The inspector let his eyes wander. He took in the electronic sign hanging at the Lycée St. Louis corner. Today it advertised “Tour de France Femina” and also something called “Formation d’artistes.” More madness, he thought. He coughed out a cynical laugh.
He noticed a sidewalk artist contemplating his sidewalk chalk masterpiece. The man was oblivious to the police emergency. The same could be said of a homeless woman blithely washing her breakfast dishes in the public fountain.
Good for both of them. They passed Faulks’s test for sanity in the modern age.
As he climbed the gray stone stairway leading to a blue painted door, he was tempted to turn toward the crowd of onlookers massed on rue de Vaugirard, and to scream, “Go back to your little chores and your even smaller lives. Go see an art movie at Cinéma Champollion. This has nothing whatsoever to do with you. Smith takes only interesting and deserving specimens-so you people have absolutely nothing to worry about.”
That morning, one of the finest young surgeons at L’Ecole Pratique de Médecine had been reported missing. If Mr. Smith’s pattern held, within a couple of days, the surgeon would be found dead and mutilated. That was the way it had been with all the other victims. It was the only strand that represented anything like a repeating pattern. Death by mutilation.
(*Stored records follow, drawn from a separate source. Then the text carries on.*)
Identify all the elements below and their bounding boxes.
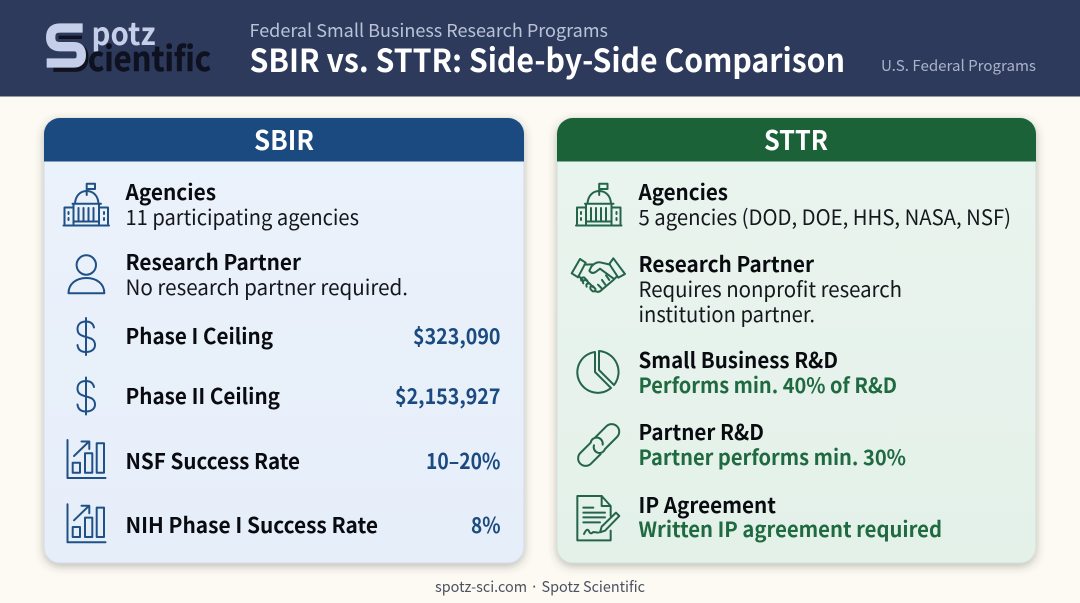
- icon: chain link: [578, 424, 619, 466]
- Partner R&D row: Partner R&D: [638, 416, 764, 447]
- NSF Success Rate row: 10–20%: [426, 445, 501, 476]
- footer: spotz-sci.com · Spotz Scientific: [435, 576, 645, 597]
- icon: dollar: [78, 318, 95, 355]
- STTR heading bar: [557, 118, 1036, 162]
- NSF Success Rate row: NSF Success Rate: [126, 445, 300, 476]
- icon: dollar: [78, 378, 95, 414]
- Small Business R&D row: [638, 344, 897, 400]
- SBIR heading bar: SBIR: [254, 119, 314, 158]
- logo: Spotz Scientific: cientific: [88, 32, 211, 81]
- Phase II Ceiling row: Phase II Ceiling: [126, 380, 280, 411]
- STTR heading bar: STTR: [764, 119, 828, 158]
- Agencies row: [638, 176, 1011, 232]
- icon: handshake: [572, 258, 625, 292]
- NIH Phase I Success Rate row: 8%: [471, 509, 501, 540]
- Partner R&D row: Partner performs min. 30%: [638, 442, 906, 472]
- Partner R&D row: [638, 416, 906, 472]
- Small Business R&D row: Small Business R&D: [638, 344, 838, 375]
- icon: capitol building: [576, 184, 622, 226]
- logo: Spotz Scientific: potz: [92, 9, 156, 54]
- IP Agreement row: Written IP agreement required: [638, 514, 942, 544]
- Small Business R&D row: Performs min. 40% of R&D: [638, 370, 897, 400]
- icon: pie chart: [577, 351, 619, 393]
- icon: person: [68, 255, 104, 293]
- Research Partner row: No research partner required.: [126, 272, 408, 302]
- Phase I Ceiling row: $323,090: [413, 320, 500, 351]
- Phase I Ceiling row: Phase I Ceiling: [126, 320, 273, 351]
- header title: SBIR vs. STTR: Side-by-Side Comparison: [250, 36, 845, 82]
- Agencies row: Agencies: [638, 176, 728, 207]
- Phase I Ceiling row: [126, 320, 500, 351]
- Research Partner row: institution partner.: [638, 299, 815, 329]
- icon: capitol building: [64, 184, 109, 226]
- icon: signed document: [577, 496, 619, 540]
- Agencies row: Agencies: [125, 176, 216, 207]
- Research Partner row: Research Partner: [126, 246, 302, 277]
- Research Partner row: Research Partner: [638, 248, 815, 279]
- Agencies row: [125, 176, 359, 232]
- Phase II Ceiling row: $2,153,927: [395, 380, 500, 411]
- SBIR heading bar: [44, 118, 524, 162]
- Agencies row: 5 agencies (DOD, DOE, HHS, NASA, NSF): [638, 202, 1011, 232]
- header tag: U.S. Federal Programs: [881, 55, 1036, 76]
- NSF Success Rate row: [126, 445, 501, 476]
- Research Partner row: [126, 246, 408, 302]
- header subtitle: Federal Small Business Research Programs: [250, 17, 608, 43]
- panel: SBIR: [44, 118, 524, 563]
- icon: bar chart: [68, 440, 106, 478]
- NIH Phase I Success Rate row: [126, 509, 501, 540]
- logo: Spotz Scientific: [47, 9, 211, 81]
- Phase II Ceiling row: [126, 380, 500, 411]
- header band: [0, 0, 1080, 96]
- IP Agreement row: [638, 489, 942, 544]
- Research Partner row: Requires nonprofit research: [638, 274, 902, 304]
- icon: bar chart: [68, 504, 106, 542]
- panel: STTR: [557, 118, 1036, 563]
- Agencies row: 11 participating agencies: [126, 202, 359, 232]
- IP Agreement row: IP Agreement: [638, 489, 776, 520]
- Research Partner row: [638, 248, 902, 329]
- NIH Phase I Success Rate row: NIH Phase I Success Rate: [126, 509, 378, 540]
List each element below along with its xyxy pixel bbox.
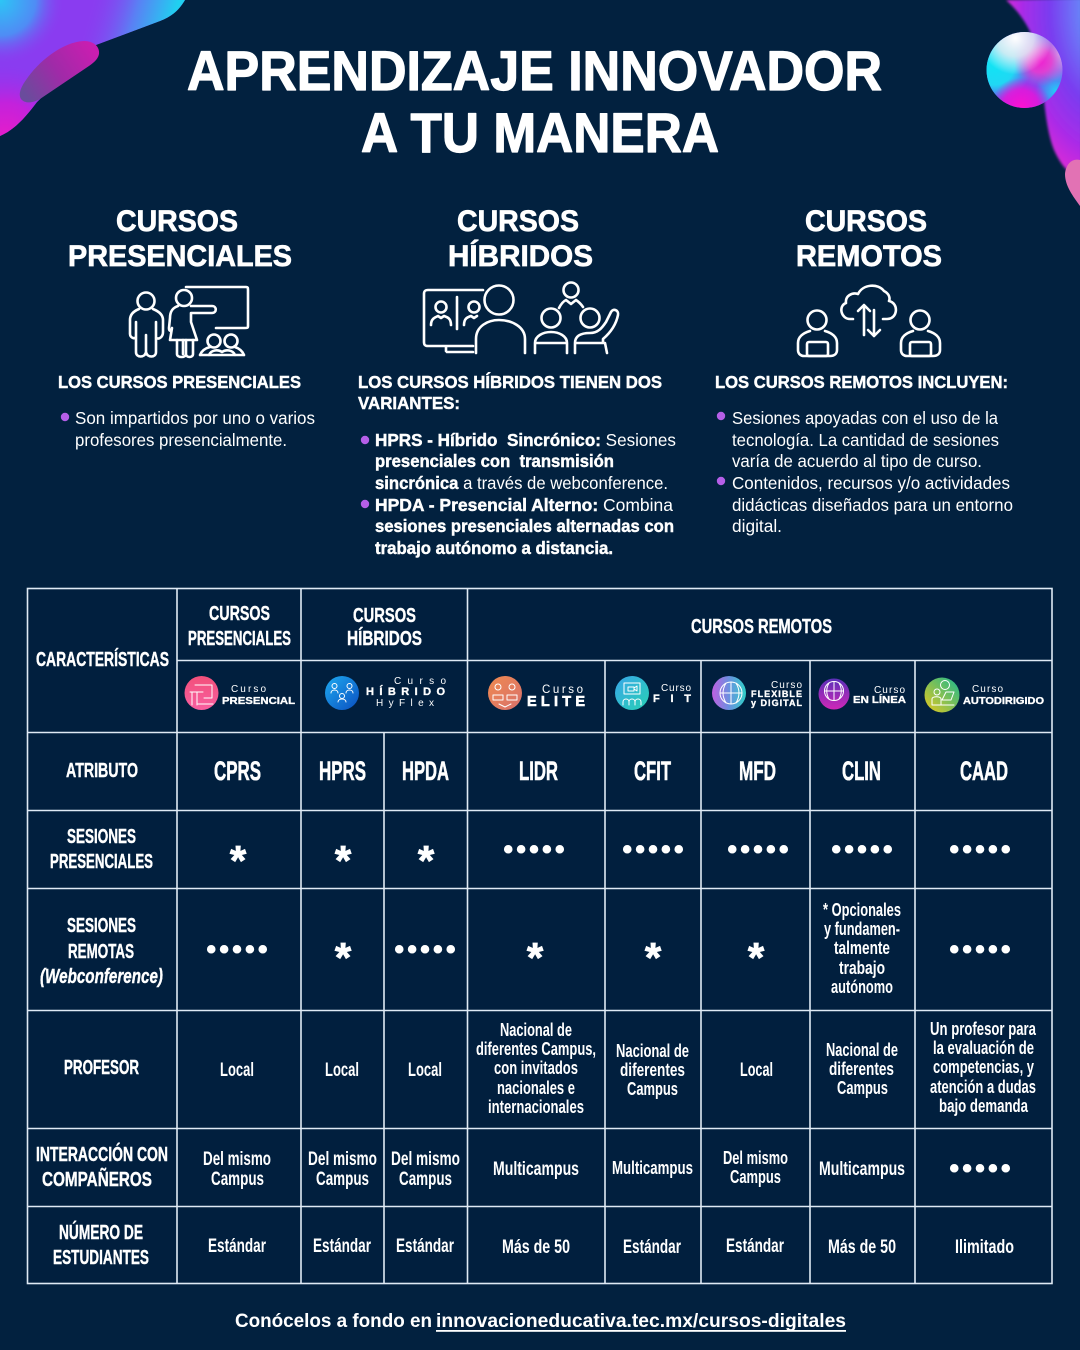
row: interacción con compañeros: Multicampus xyxy=(493,1158,579,1180)
row: número de estudiantes xyxy=(53,1220,1014,1269)
row: sesiones remotas: talmente xyxy=(834,937,890,958)
row: profesor: Local xyxy=(220,1059,254,1081)
logo: curso presencial: PRESENCIAL xyxy=(222,695,296,707)
row: sesiones presenciales: * xyxy=(418,837,435,884)
logo: curso presencial: Curso xyxy=(231,684,266,695)
heading: cursos híbridos: HÍBRIDOS xyxy=(448,239,593,273)
row: profesor: bajo demanda xyxy=(939,1095,1029,1116)
logo: curso híbrido hyflex: HÍBRIDO xyxy=(366,685,445,698)
logo: curso elite xyxy=(488,676,585,710)
icon: cloud with two users xyxy=(798,286,940,356)
logo: curso autodirigido xyxy=(924,678,1044,712)
row: número de estudiantes: Estándar xyxy=(313,1235,371,1257)
row: interacción con compañeros: Campus xyxy=(399,1168,452,1190)
row: atributo: LIDR xyxy=(519,756,558,786)
title: A TU MANERA xyxy=(361,101,719,164)
table header: categories xyxy=(36,603,832,671)
row: sesiones remotas: ••••• xyxy=(394,933,456,966)
row: interacción con compañeros: Campus xyxy=(211,1168,264,1190)
table header: categories: PRESENCIALES xyxy=(188,628,291,650)
bullet: sesiones xyxy=(717,408,999,471)
row: número de estudiantes: Ilimitado xyxy=(955,1236,1014,1258)
row: sesiones presenciales: ••••• xyxy=(622,833,684,866)
row: interacción con compañeros: COMPAÑEROS xyxy=(42,1168,152,1191)
row: sesiones remotas: (Webconference) xyxy=(40,966,163,988)
row: profesor: internacionales xyxy=(488,1096,584,1117)
row: sesiones presenciales: PRESENCIALES xyxy=(50,851,153,873)
logo: curso autodirigido: AUTODIRIGIDO xyxy=(963,695,1044,707)
row: sesiones remotas: y fundamen- xyxy=(824,918,900,939)
heading: cursos híbridos xyxy=(448,205,593,273)
title: APRENDIZAJE INNOVADOR xyxy=(187,39,882,102)
row: sesiones presenciales xyxy=(50,826,1011,884)
footer link: Conócelos a fondo en xyxy=(235,1310,432,1332)
heading: cursos presenciales: PRESENCIALES xyxy=(68,240,292,273)
row: interacción con compañeros: INTERACCIÓN CON xyxy=(36,1142,168,1166)
row: atributo: CAAD xyxy=(960,756,1008,786)
logo: curso flexible y digital: Curso xyxy=(771,680,802,691)
panel: cursos híbridos xyxy=(358,205,676,558)
table header: categories: CURSOS xyxy=(353,605,416,627)
logo: curso autodirigido: Curso xyxy=(972,684,1003,695)
logo: curso híbrido hyflex xyxy=(325,676,446,710)
heading: cursos presenciales xyxy=(68,205,292,273)
row: sesiones presenciales: ••••• xyxy=(949,833,1011,866)
row: profesor: competencias, y xyxy=(933,1056,1034,1077)
icon: videoconference and group xyxy=(424,282,618,353)
bullet: HPRS: sincrónica a través de webconference. xyxy=(375,473,668,493)
row: profesor: Local xyxy=(325,1059,359,1081)
row: sesiones remotas: REMOTAS xyxy=(68,941,134,963)
logo: curso flexible y digital: FLEXIBLE xyxy=(751,689,802,699)
bullet: HPRS xyxy=(361,430,676,493)
bullet: HPDA: trabajo autónomo a distancia. xyxy=(375,538,613,558)
decorative blob top left xyxy=(0,0,190,140)
row: sesiones remotas: ••••• xyxy=(949,933,1011,966)
bullet list: presenciales xyxy=(61,408,315,450)
logo: curso fit: Curso xyxy=(661,683,691,694)
text block: híbridos lead xyxy=(358,371,662,413)
row: sesiones remotas: SESIONES xyxy=(67,915,136,937)
heading: cursos híbridos: CURSOS xyxy=(457,205,579,238)
bullet: HPDA xyxy=(361,495,674,558)
icon: teacher at a board with students xyxy=(130,287,248,357)
row: profesor: diferentes xyxy=(620,1059,685,1080)
bullet: sesiones: tecnología. La cantidad de sesiones xyxy=(732,430,999,450)
logo: curso en línea xyxy=(818,678,906,710)
row: atributo: CLIN xyxy=(842,756,881,786)
bullet: contenidos: Contenidos, recursos y/o actividades xyxy=(732,473,1010,493)
footer link: innovacioneducativa.tec.mx/cursos-digitales xyxy=(436,1310,846,1332)
panel: cursos remotos xyxy=(715,205,1013,536)
decorative blob top right xyxy=(1006,0,1080,206)
row: sesiones remotas: trabajo xyxy=(839,957,885,978)
logo: curso flexible y digital xyxy=(712,676,802,710)
row: profesor: Campus xyxy=(837,1077,888,1098)
bullet: HPRS: presenciales con transmisión xyxy=(375,451,614,471)
row: profesor: Local xyxy=(740,1059,773,1081)
row: sesiones presenciales: ••••• xyxy=(503,833,565,866)
row: interacción con compañeros: Multicampus xyxy=(819,1158,905,1180)
row: interacción con compañeros: Multicampus xyxy=(612,1157,693,1178)
row: profesor: Local xyxy=(408,1059,442,1081)
bullet: contenidos xyxy=(717,473,1013,536)
row: sesiones remotas: * xyxy=(527,934,544,981)
row: interacción con compañeros: Campus xyxy=(316,1168,369,1190)
text block: remotos lead: LOS CURSOS REMOTOS INCLUYEN: xyxy=(715,372,1008,392)
row: profesor: atención a dudas xyxy=(930,1076,1036,1097)
table header: categories: CURSOS REMOTOS xyxy=(691,616,832,638)
bullet: HPRS: HPRS - Híbrido Sincrónico: Sesiones xyxy=(375,430,676,450)
bullet: HPDA: HPDA - Presencial Alterno: Combina xyxy=(375,495,673,515)
row: interacción con compañeros xyxy=(36,1142,1011,1191)
heading: cursos presenciales: CURSOS xyxy=(116,205,238,238)
row: sesiones remotas: * xyxy=(748,934,765,981)
row: sesiones presenciales: * xyxy=(230,837,247,884)
bullet list: presenciales: Son impartidos por uno o varios xyxy=(75,408,315,428)
row: sesiones remotas: ••••• xyxy=(206,933,268,966)
row: sesiones presenciales: ••••• xyxy=(727,833,789,866)
row: atributo: MFD xyxy=(739,756,776,786)
row: profesor xyxy=(64,1018,1037,1117)
row: profesor: Un profesor para xyxy=(930,1018,1037,1039)
row: profesor: PROFESOR xyxy=(64,1057,139,1079)
row: número de estudiantes: ESTUDIANTES xyxy=(53,1247,149,1269)
text block: híbridos lead: LOS CURSOS HÍBRIDOS TIENEN DOS xyxy=(358,371,662,392)
row: número de estudiantes: Más de 50 xyxy=(828,1236,896,1258)
table header: categories: HÍBRIDOS xyxy=(347,627,422,650)
row: interacción con compañeros: Campus xyxy=(730,1166,781,1187)
row: atributo: HPRS xyxy=(319,756,366,786)
row: interacción con compañeros: Del mismo xyxy=(723,1147,788,1168)
bullet: sesiones: varía de acuerdo al tipo de curso. xyxy=(732,451,982,471)
logo: curso en línea: EN LÍNEA xyxy=(853,693,906,706)
row: número de estudiantes: Más de 50 xyxy=(502,1236,570,1258)
row: sesiones presenciales: SESIONES xyxy=(67,826,136,848)
logo: curso flexible y digital: y DIGITAL xyxy=(751,698,802,708)
row: interacción con compañeros: ••••• xyxy=(949,1152,1011,1185)
bullet: sesiones: Sesiones apoyadas con el uso de la xyxy=(732,408,998,428)
row: sesiones remotas: * xyxy=(645,934,662,981)
row: sesiones remotas xyxy=(40,899,1011,997)
text block: híbridos lead: VARIANTES: xyxy=(358,393,460,413)
row: número de estudiantes: Estándar xyxy=(396,1235,454,1257)
row: profesor: diferentes xyxy=(829,1058,894,1079)
row: interacción con compañeros: Del mismo xyxy=(203,1148,271,1170)
heading: cursos remotos xyxy=(796,205,942,273)
row: sesiones remotas: * xyxy=(335,934,352,981)
row: atributo: CPRS xyxy=(214,756,261,786)
row: profesor: Nacional de xyxy=(616,1040,689,1061)
table header: categories: CARACTERÍSTICAS xyxy=(36,648,169,671)
heading: cursos remotos: CURSOS xyxy=(805,205,927,238)
logo: curso fit: FIT xyxy=(653,693,691,705)
row: número de estudiantes: Estándar xyxy=(726,1235,784,1257)
row: profesor: la evaluación de xyxy=(933,1037,1034,1058)
row: número de estudiantes: Estándar xyxy=(623,1236,681,1258)
logo: curso elite: ELITE xyxy=(527,694,585,710)
row: profesor: nacionales e xyxy=(497,1077,575,1098)
table header: categories: CURSOS xyxy=(209,603,270,625)
comparison table xyxy=(28,588,1052,1284)
row: profesor: Nacional de xyxy=(826,1039,898,1060)
row: sesiones remotas: autónomo xyxy=(831,976,893,997)
row: profesor: con invitados xyxy=(494,1057,578,1078)
table grid xyxy=(28,588,1052,1284)
row: número de estudiantes: Estándar xyxy=(208,1235,266,1257)
bullet: HPDA: sesiones presenciales alternadas con xyxy=(375,516,674,536)
footer link xyxy=(235,1310,846,1332)
row: atributo: CFIT xyxy=(634,756,671,786)
bullet list: presenciales: profesores presencialmente. xyxy=(75,430,287,450)
bullet: contenidos: digital. xyxy=(732,516,782,536)
row: interacción con compañeros: Del mismo xyxy=(308,1148,377,1170)
row: atributo: ATRIBUTO xyxy=(66,760,138,782)
text block: presenciales lead: LOS CURSOS PRESENCIALES xyxy=(58,372,301,392)
bullet: contenidos: didácticas diseñados para un entorno xyxy=(732,495,1013,515)
logo: curso presencial xyxy=(184,676,296,710)
logo: curso elite: Curso xyxy=(542,684,583,696)
heading: cursos remotos: REMOTOS xyxy=(796,240,942,273)
row: interacción con compañeros: Del mismo xyxy=(391,1148,460,1170)
logo: curso híbrido hyflex: Curso xyxy=(394,676,446,687)
logo: curso en línea: Curso xyxy=(874,685,905,696)
row: atributo: HPDA xyxy=(402,756,449,786)
row: sesiones presenciales: * xyxy=(335,837,352,884)
row: sesiones remotas: * Opcionales xyxy=(823,899,901,920)
row: profesor: diferentes Campus, xyxy=(476,1038,596,1059)
row: profesor: Nacional de xyxy=(500,1019,572,1040)
row: número de estudiantes: NÚMERO DE xyxy=(59,1220,143,1244)
row: profesor: Campus xyxy=(627,1078,678,1099)
logo: curso fit xyxy=(615,676,691,710)
logo: curso híbrido hyflex: HyFlex xyxy=(376,698,434,709)
row: sesiones presenciales: ••••• xyxy=(831,833,893,866)
panel: cursos presenciales xyxy=(58,205,315,450)
row: atributo xyxy=(66,756,1008,786)
decorative sphere xyxy=(986,32,1062,108)
title xyxy=(187,39,882,164)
Faulks nodded and said hello to two flics and another low-ranking inspector inside the surgeon’s expensively furnished apartment. The place was magnificent, filled with antique furniture, expensive art, with a view of the Sorbonne.
Well, the golden boy of L’Ecole Pratique de Médecine had finally gotten a bad break. Yes, things had suddenly gotten very bleak for Dr. Abel Sante.
“Nothing, no sign of a struggle?” Faulks asked the closest flic as he entered the apartment.
“Not a trace, just like the others. The poor rich bastard is gone, though. He’s disappeared, and Mr. Smith has him.”